Should I buy penny stock Virgin Galactic at 67p?

Virgin Galactic (NYSE: SPCE) has seen a drastic drop in its stock price, now trading at just $0.85 (67p) after falling around 80% in one year. Founded by Sir Richard Branson in 2004, the company aims to make commercial space exploration a reality by taking customers to the edge of space.

Recently, Virgin Galactic completed its 12th mission successfully, marking its seventh commercial spaceflight. However, the company will pause commercial operations for two years to upgrade its fleet to next-generation Delta Class spaceships.

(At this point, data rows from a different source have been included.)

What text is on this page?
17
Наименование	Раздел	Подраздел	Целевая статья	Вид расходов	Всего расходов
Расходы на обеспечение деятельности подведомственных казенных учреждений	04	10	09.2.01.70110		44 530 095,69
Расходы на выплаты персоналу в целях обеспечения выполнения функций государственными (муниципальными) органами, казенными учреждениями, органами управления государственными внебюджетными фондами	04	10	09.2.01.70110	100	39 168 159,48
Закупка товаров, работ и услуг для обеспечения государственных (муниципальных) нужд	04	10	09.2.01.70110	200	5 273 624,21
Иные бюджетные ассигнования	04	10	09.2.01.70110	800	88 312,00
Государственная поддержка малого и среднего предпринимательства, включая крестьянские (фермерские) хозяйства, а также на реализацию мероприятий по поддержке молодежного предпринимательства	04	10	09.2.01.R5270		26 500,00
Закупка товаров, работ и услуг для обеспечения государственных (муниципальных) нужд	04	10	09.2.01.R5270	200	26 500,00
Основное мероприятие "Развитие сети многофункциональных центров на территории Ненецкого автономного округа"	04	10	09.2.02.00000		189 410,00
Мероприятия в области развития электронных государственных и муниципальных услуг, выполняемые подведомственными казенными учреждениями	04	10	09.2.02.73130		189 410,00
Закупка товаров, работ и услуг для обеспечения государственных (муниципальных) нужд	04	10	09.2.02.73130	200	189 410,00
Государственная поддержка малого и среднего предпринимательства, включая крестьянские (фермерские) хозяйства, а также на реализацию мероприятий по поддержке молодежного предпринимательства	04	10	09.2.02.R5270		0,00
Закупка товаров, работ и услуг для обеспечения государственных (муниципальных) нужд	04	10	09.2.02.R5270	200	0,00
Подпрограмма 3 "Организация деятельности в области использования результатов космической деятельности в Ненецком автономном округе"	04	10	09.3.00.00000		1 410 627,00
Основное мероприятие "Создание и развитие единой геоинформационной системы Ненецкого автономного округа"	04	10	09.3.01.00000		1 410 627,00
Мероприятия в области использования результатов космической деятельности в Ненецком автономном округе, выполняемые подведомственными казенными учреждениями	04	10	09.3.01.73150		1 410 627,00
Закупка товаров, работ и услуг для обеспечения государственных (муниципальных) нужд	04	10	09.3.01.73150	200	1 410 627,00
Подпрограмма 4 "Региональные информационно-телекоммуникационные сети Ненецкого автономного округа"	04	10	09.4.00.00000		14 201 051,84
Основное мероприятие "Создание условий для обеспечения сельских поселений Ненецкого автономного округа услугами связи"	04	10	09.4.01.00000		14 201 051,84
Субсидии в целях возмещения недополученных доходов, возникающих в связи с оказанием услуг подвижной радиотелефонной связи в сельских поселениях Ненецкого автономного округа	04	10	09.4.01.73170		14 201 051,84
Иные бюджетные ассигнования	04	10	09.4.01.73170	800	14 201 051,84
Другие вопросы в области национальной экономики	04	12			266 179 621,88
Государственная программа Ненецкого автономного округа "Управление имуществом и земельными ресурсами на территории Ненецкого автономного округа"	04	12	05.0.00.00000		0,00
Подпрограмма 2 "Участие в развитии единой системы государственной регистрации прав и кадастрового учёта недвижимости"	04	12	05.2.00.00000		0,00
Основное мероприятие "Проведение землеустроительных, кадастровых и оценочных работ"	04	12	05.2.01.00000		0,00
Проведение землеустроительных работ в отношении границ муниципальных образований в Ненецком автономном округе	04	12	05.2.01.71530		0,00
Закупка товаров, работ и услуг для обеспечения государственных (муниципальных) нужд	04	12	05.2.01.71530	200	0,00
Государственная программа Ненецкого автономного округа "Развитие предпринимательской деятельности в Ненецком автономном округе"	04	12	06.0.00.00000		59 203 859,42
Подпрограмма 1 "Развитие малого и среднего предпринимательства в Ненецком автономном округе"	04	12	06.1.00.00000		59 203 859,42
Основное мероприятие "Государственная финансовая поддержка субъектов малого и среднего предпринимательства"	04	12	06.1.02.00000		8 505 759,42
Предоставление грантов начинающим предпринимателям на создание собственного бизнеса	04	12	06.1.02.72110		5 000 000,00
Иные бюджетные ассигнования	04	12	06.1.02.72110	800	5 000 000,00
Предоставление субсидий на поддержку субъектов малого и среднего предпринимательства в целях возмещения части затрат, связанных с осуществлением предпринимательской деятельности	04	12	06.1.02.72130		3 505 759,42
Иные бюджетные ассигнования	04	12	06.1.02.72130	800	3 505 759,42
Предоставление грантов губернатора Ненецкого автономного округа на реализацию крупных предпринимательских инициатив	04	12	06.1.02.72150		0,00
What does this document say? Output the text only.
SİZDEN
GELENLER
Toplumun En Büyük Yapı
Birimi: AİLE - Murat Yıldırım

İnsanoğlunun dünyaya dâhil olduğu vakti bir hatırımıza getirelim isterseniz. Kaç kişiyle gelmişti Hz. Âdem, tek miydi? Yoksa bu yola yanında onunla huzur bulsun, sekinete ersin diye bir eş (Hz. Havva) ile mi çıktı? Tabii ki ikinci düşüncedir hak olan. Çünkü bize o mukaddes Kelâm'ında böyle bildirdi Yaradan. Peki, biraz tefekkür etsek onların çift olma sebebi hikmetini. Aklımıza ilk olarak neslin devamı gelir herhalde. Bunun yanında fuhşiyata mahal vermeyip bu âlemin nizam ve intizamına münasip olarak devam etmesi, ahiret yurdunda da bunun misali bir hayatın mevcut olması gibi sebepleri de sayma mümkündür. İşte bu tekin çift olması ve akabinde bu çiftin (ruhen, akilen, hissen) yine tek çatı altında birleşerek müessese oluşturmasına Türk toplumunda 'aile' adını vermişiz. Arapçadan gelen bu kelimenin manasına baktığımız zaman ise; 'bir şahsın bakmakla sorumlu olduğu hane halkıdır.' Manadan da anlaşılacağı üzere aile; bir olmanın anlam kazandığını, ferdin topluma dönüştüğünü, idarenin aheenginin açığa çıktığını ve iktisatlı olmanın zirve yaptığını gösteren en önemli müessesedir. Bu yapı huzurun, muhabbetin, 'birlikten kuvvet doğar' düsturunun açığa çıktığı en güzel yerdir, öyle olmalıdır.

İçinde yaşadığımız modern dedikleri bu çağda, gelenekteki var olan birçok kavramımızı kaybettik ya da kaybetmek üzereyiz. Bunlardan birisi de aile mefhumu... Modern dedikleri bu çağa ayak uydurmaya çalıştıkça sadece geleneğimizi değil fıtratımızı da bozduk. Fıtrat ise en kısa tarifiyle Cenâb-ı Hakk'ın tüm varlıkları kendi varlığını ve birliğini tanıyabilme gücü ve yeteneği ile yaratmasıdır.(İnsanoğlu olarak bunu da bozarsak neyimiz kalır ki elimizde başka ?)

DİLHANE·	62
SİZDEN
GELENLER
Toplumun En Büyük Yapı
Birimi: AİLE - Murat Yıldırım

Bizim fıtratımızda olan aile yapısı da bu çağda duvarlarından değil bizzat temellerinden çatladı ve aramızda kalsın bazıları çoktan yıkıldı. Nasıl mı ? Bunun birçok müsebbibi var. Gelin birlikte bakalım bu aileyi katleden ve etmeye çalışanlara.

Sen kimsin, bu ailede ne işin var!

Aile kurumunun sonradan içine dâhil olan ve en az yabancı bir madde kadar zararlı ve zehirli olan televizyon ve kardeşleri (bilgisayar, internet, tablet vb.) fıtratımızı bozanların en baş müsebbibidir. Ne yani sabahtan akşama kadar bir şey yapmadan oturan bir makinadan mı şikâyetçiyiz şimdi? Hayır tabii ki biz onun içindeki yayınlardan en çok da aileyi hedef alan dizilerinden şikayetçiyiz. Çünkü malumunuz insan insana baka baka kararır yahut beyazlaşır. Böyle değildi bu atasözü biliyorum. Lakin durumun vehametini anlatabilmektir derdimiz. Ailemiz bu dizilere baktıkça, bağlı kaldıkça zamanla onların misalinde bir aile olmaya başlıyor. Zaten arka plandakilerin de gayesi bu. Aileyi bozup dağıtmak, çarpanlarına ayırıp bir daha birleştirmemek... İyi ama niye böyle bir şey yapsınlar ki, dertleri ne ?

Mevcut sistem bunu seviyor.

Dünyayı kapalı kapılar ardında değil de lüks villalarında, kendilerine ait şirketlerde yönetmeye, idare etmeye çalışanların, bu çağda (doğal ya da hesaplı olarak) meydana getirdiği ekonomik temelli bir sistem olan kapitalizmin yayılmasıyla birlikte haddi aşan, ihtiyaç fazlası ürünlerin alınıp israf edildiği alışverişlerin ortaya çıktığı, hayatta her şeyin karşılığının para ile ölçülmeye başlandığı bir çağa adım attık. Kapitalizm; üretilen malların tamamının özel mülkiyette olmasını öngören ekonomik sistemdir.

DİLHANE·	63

With cash concerns looming, the company will not generate any revenue for the next 18-24 months. Despite having $867m in cash and marketable securities as of Q1, Virgin Galactic burned through $126m in cash while only generating $2m in revenue. The company will need to raise additional funds to cover the costs of building new ships and conducting necessary flight tests.

Although the unit economics of the new spacecraft appear promising, with each flight expected to generate $3.6m in revenue, the company still has a backlog of 800 passengers to accommodate. It may take until 2027 for the company to reach profitability, raising concerns about whether ongoing losses could impact its long-term viability.

With rival Blue Origin resuming spaceflights with paying customers and having strong financial backing, Virgin Galactic faces tough competition. While the company’s ambition is commendable, the high level of uncertainty surrounding its future prospects makes it a risky investment choice.

In conclusion, while Virgin Galactic’s vision is exciting, the current circumstances suggest that investing in the company may not be the best decision at this time.